If I am only the girl who is running away in the dead of night because I’m being violently and homophobically attacked in Jamaica, there is very little of my humanity that is available for people to consume in the story. But if I was a little girl who was left by my mom and I was a little chatty and precocious, and I worked hard in school. And if I had a crush on my friend but I didn’t know it was a crush. And if I had a desire to have a kid when I grow up. Those are the parts of you that allow you to be completely human to the people who don’t necessarily experience the brutal trauma and tragedies that are associated with living in societies where violence is a way that people navigate your queerness.
G: Can you tell us a little bit about your audio production of Motherstruck!? and your experience taking it from the stage to the ear?
SC: There is an audio version of it {on Audible} and we’ve also filmed a little bit of a pilot. A couple of other people are still interested in what we are going to do with that. I think it’s going to be a series. It’s gonna be pretty cool.
Where we can do more than just present this picture of this fleeing lesbian in my twenties finding my footing here. There’s just so much to this story. Like I’m standing here in a playground with my kid, she’s roller skating around the park, and I’m trying to keep my eye on her while I’m doing this interview.
Every mom in the world knows that: I’ve got this thing to do, and I’m doing it! It’s fun that it’s about queer life and queer culture.
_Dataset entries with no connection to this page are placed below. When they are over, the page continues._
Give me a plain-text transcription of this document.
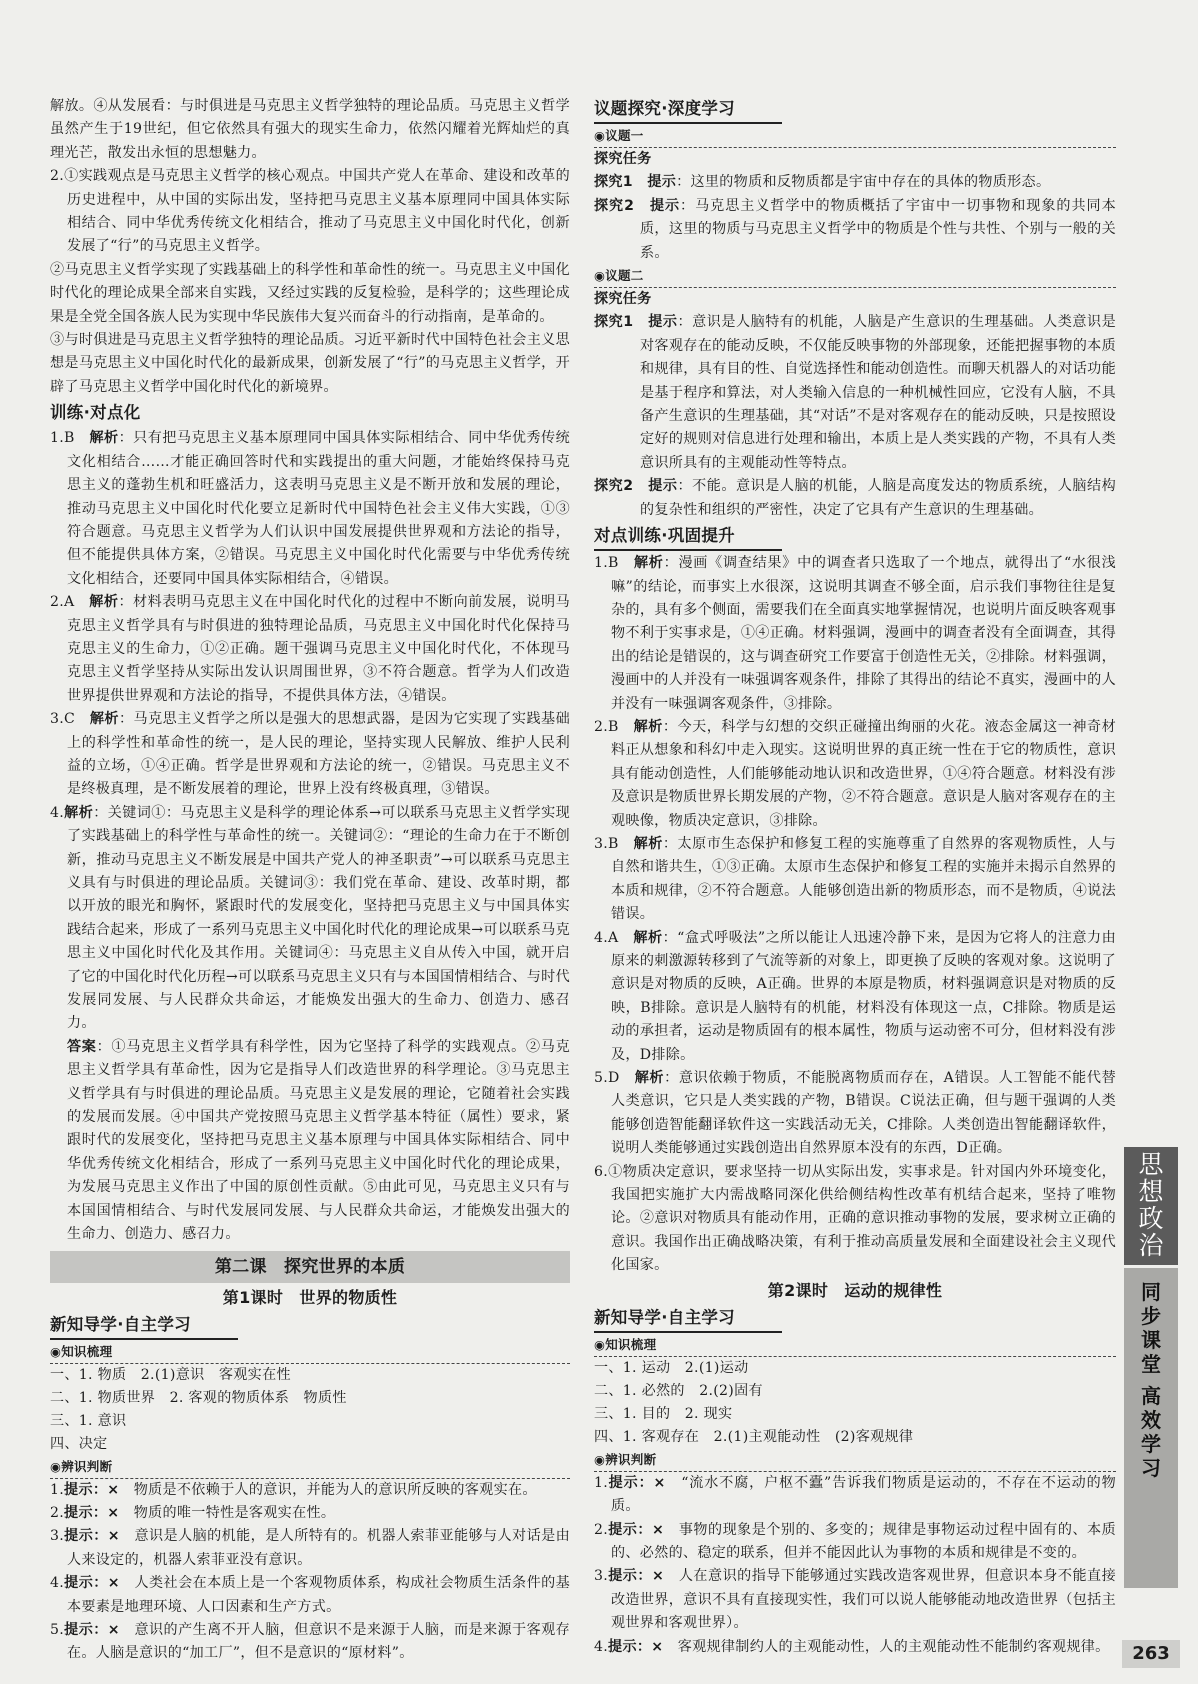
解放。④从发展看：与时俱进是马克思主义哲学独特的理论品质。马克思主义哲学虽然产生于19世纪，但它依然具有强大的现实生命力，依然闪耀着光辉灿烂的真理光芒，散发出永恒的思想魅力。

2.①实践观点是马克思主义哲学的核心观点。中国共产党人在革命、建设和改革的历史进程中，从中国的实际出发，坚持把马克思主义基本原理同中国具体实际相结合、同中华优秀传统文化相结合，推动了马克思主义中国化时代化，创新发展了“行”的马克思主义哲学。

②马克思主义哲学实现了实践基础上的科学性和革命性的统一。马克思主义中国化时代化的理论成果全部来自实践，又经过实践的反复检验，是科学的；这些理论成果是全党全国各族人民为实现中华民族伟大复兴而奋斗的行动指南，是革命的。

③与时俱进是马克思主义哲学独特的理论品质。习近平新时代中国特色社会主义思想是马克思主义中国化时代化的最新成果，创新发展了“行”的马克思主义哲学，开辟了马克思主义哲学中国化时代化的新境界。

训练·对点化

1.B　 解析：只有把马克思主义基本原理同中国具体实际相结合、同中华优秀传统文化相结合……才能正确回答时代和实践提出的重大问题，才能始终保持马克思主义的蓬勃生机和旺盛活力，这表明马克思主义是不断开放和发展的理论，推动马克思主义中国化时代化要立足新时代中国特色社会主义伟大实践，①③符合题意。马克思主义哲学为人们认识中国发展提供世界观和方法论的指导，但不能提供具体方案，②错误。马克思主义中国化时代化需要与中华优秀传统文化相结合，还要同中国具体实际相结合，④错误。

2.A　 解析：材料表明马克思主义在中国化时代化的过程中不断向前发展，说明马克思主义哲学具有与时俱进的独特理论品质，马克思主义中国化时代化保持马克思主义的生命力，①②正确。题干强调马克思主义中国化时代化，不体现马克思主义哲学坚持从实际出发认识周围世界，③不符合题意。哲学为人们改造世界提供世界观和方法论的指导，不提供具体方法，④错误。

3.C　 解析：马克思主义哲学之所以是强大的思想武器，是因为它实现了实践基础上的科学性和革命性的统一，是人民的理论，坚持实现人民解放、维护人民利益的立场，①④正确。哲学是世界观和方法论的统一，②错误。马克思主义不是终极真理，是不断发展着的理论，世界上没有终极真理，③错误。

4.解析：关键词①：马克思主义是科学的理论体系→可以联系马克思主义哲学实现了实践基础上的科学性与革命性的统一。关键词②：“理论的生命力在于不断创新，推动马克思主义不断发展是中国共产党人的神圣职责”→可以联系马克思主义具有与时俱进的理论品质。关键词③：我们党在革命、建设、改革时期，都以开放的眼光和胸怀，紧跟时代的发展变化，坚持把马克思主义与中国具体实践结合起来，形成了一系列马克思主义中国化时代化的理论成果→可以联系马克思主义中国化时代化及其作用。关键词④：马克思主义自从传入中国，就开启了它的中国化时代化历程→可以联系马克思主义只有与本国国情相结合、与时代发展同发展、与人民群众共命运，才能焕发出强大的生命力、创造力、感召力。

答案：①马克思主义哲学具有科学性，因为它坚持了科学的实践观点。②马克思主义哲学具有革命性，因为它是指导人们改造世界的科学理论。③马克思主义哲学具有与时俱进的理论品质。马克思主义是发展的理论，它随着社会实践的发展而发展。④中国共产党按照马克思主义哲学基本特征（属性）要求，紧跟时代的发展变化，坚持把马克思主义基本原理与中国具体实际相结合、同中华优秀传统文化相结合，形成了一系列马克思主义中国化时代化的理论成果，为发展马克思主义作出了中国的原创性贡献。⑤由此可见，马克思主义只有与本国国情相结合、与时代发展同发展、与人民群众共命运，才能焕发出强大的生命力、创造力、感召力。

第二课　探究世界的本质
第1课时　世界的物质性
新知导学·自主学习
◉知识梳理

一、1. 物质　2.(1)意识　客观实在性

二、1. 物质世界　2. 客观的物质体系　物质性

三、1. 意识

四、决定

◉辨识判断

1.提示：×　物质是不依赖于人的意识，并能为人的意识所反映的客观实在。

2.提示：×　物质的唯一特性是客观实在性。

3.提示：×　意识是人脑的机能，是人所特有的。机器人索菲亚能够与人对话是由人来设定的，机器人索菲亚没有意识。

4.提示：×　人类社会在本质上是一个客观物质体系，构成社会物质生活条件的基本要素是地理环境、人口因素和生产方式。

5.提示：×　意识的产生离不开人脑，但意识不是来源于人脑，而是来源于客观存在。人脑是意识的“加工厂”，但不是意识的“原材料”。

议题探究·深度学习
◉议题一
探究任务

探究1　 提示：这里的物质和反物质都是宇宙中存在的具体的物质形态。

探究2　 提示：马克思主义哲学中的物质概括了宇宙中一切事物和现象的共同本质，这里的物质与马克思主义哲学中的物质是个性与共性、个别与一般的关系。

◉议题二
探究任务

探究1　 提示：意识是人脑特有的机能，人脑是产生意识的生理基础。人类意识是对客观存在的能动反映，不仅能反映事物的外部现象，还能把握事物的本质和规律，具有目的性、自觉选择性和能动创造性。而聊天机器人的对话功能是基于程序和算法，对人类输入信息的一种机械性回应，它没有人脑，不具备产生意识的生理基础，其“对话”不是对客观存在的能动反映，只是按照设定好的规则对信息进行处理和输出，本质上是人类实践的产物，不具有人类意识所具有的主观能动性等特点。

探究2　 提示：不能。意识是人脑的机能，人脑是高度发达的物质系统，人脑结构的复杂性和组织的严密性，决定了它具有产生意识的生理基础。

对点训练·巩固提升

1.B　 解析：漫画《调查结果》中的调查者只选取了一个地点，就得出了“水很浅嘛”的结论，而事实上水很深，这说明其调查不够全面，启示我们事物往往是复杂的，具有多个侧面，需要我们在全面真实地掌握情况，也说明片面反映客观事物不利于实事求是，①④正确。材料强调，漫画中的调查者没有全面调查，其得出的结论是错误的，这与调查研究工作要富于创造性无关，②排除。材料强调，漫画中的人并没有一味强调客观条件，排除了其得出的结论不真实，漫画中的人并没有一味强调客观条件，③排除。

2.B　 解析：今天，科学与幻想的交织正碰撞出绚丽的火花。液态金属这一神奇材料正从想象和科幻中走入现实。这说明世界的真正统一性在于它的物质性，意识具有能动创造性，人们能够能动地认识和改造世界，①④符合题意。材料没有涉及意识是物质世界长期发展的产物，②不符合题意。意识是人脑对客观存在的主观映像，物质决定意识，③排除。

3.B　 解析：太原市生态保护和修复工程的实施尊重了自然界的客观物质性，人与自然和谐共生，①③正确。太原市生态保护和修复工程的实施并未揭示自然界的本质和规律，②不符合题意。人能够创造出新的物质形态，而不是物质，④说法错误。

4.A　 解析：“盒式呼吸法”之所以能让人迅速冷静下来，是因为它将人的注意力由原来的刺激源转移到了气流等新的对象上，即更换了反映的客观对象。这说明了意识是对物质的反映，A正确。世界的本原是物质，材料强调意识是对物质的反映，B排除。意识是人脑特有的机能，材料没有体现这一点，C排除。物质是运动的承担者，运动是物质固有的根本属性，物质与运动密不可分，但材料没有涉及，D排除。

5.D　 解析：意识依赖于物质，不能脱离物质而存在，A错误。人工智能不能代替人类意识，它只是人类实践的产物，B错误。C说法正确，但与题干强调的人类能够创造智能翻译软件这一实践活动无关，C排除。人类创造出智能翻译软件，说明人类能够通过实践创造出自然界原本没有的东西，D正确。

6.①物质决定意识，要求坚持一切从实际出发，实事求是。针对国内外环境变化，我国把实施扩大内需战略同深化供给侧结构性改革有机结合起来，坚持了唯物论。②意识对物质具有能动作用，正确的意识推动事物的发展，要求树立正确的意识。我国作出正确战略决策，有利于推动高质量发展和全面建设社会主义现代化国家。

第2课时　运动的规律性
新知导学·自主学习
◉知识梳理

一、1. 运动　2.(1)运动

二、1. 必然的　2.(2)固有

三、1. 目的　2. 现实

四、1. 客观存在　2.(1)主观能动性　(2)客观规律

◉辨识判断

1.提示：×　“流水不腐，户枢不蠹”告诉我们物质是运动的，不存在不运动的物质。

2.提示：×　事物的现象是个别的、多变的；规律是事物运动过程中固有的、本质的、必然的、稳定的联系，但并不能因此认为事物的本质和规律是不变的。

3.提示：×　人在意识的指导下能够通过实践改造客观世界，但意识本身不能直接改造世界，意识不具有直接现实性，我们可以说人能够能动地改造世界（包括主观世界和客观世界）。

4.提示：×　客观规律制约人的主观能动性，人的主观能动性不能制约客观规律。

思
想
政
治
同
步
课
堂
高
效
学
习
263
Look at me now: half of my attention is trying to tell you the story and the other half is watching my kid zoom by and thinking, “Jesus Christ, I think she’s going to fall!” And that’s life! It’s so much more full of a picture than what they reduce us to, you know?
G: And Crossfire releases in audio this month as well. What are you most looking forward to about that release?
SC: It’s poetry from the last twenty years of my work that is now catalogued in a book called Crossfire, a litany for survival. It’s got sex poems from when I was young and having a lot of sex. I’m not having any sex now because I’m now a mom in a city with very little opportunities for a single mom to facilitate having any kind of intimacy with a stranger. And COVID exasperated that alongside the general lockdown.